The inflammatory pathogenesis of atherosclerosis is now well-established, owing to in vitro and in vivo studies and the application of high sensitivity assays for C-reactive protein (CRP) in the general population and specific groups at risk for cardiovascular disease (CVD). In view of the complexity of inflammation-induced atherosclerosis, the rationale for comparative studies of atherogenesis in rheumatic diseases with diverse inflammatory pathogenesis seems obvious; they are human in vivo models to study inflammatory mechanisms involved in atherosclerosis and the impact of treatment. Factors implicated in atherogenesis in systemic lupus erythematosus (SLE), rheumatoid arthritis (RA), familial Mediterranean fever (FMF) and Behçet's disease (BD) are discussed in this review. Evidence suggests that enhanced atherosclerosis causes premature cardiovascular events in the autoimmune disease, SLE, and the "high-grade" inflammatory rheumatic disease, RA. Preliminary data suggest that enhanced atherogenesis may accompany FMF in the absence of sufficient suppression of inflammation by colchicine.
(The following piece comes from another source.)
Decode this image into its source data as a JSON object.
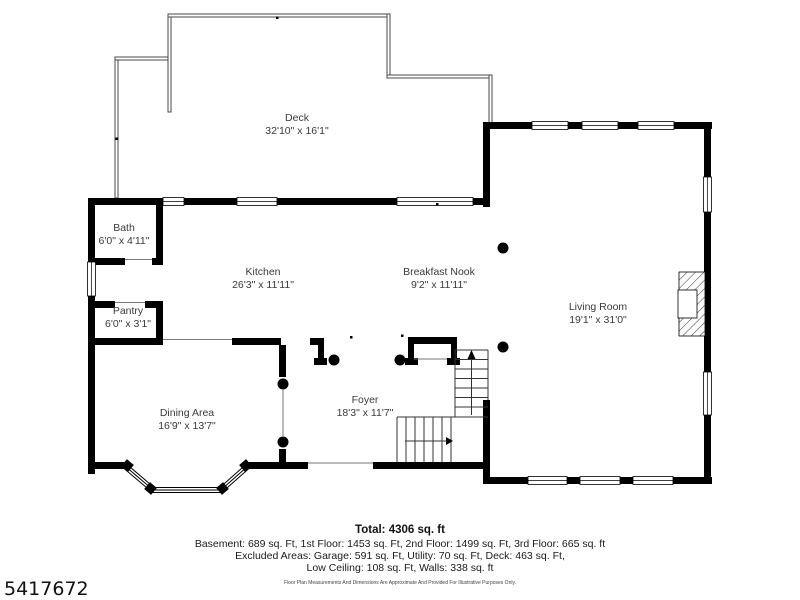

In the setting of BD, the role of atherosclerosis in the premature manifestation of coronary pathology has not been confirmed; coronary vasculitis and aneurysms appear to constitute the basis of myocardial infarction (MI) in BD. A variety of established and novel risk factors are believed to influence enhanced atherogenesis in rheumatic diseases. Antiphospholipid antibodies are thought to be intimately involved in atherogenesis in SLE and to a lesser extend in RA. CRP may play a more universal role in all rheumatic diseases. The application of high resolution ultrasound of peripheral arteries and other non-invasive techniques may allow targeted use of statins, ACE inhibitors, antiplatelet agents and other cardioprotective drugs in patients with rheumatic diseases, but this needs to be evaluated specifically in prospective studies.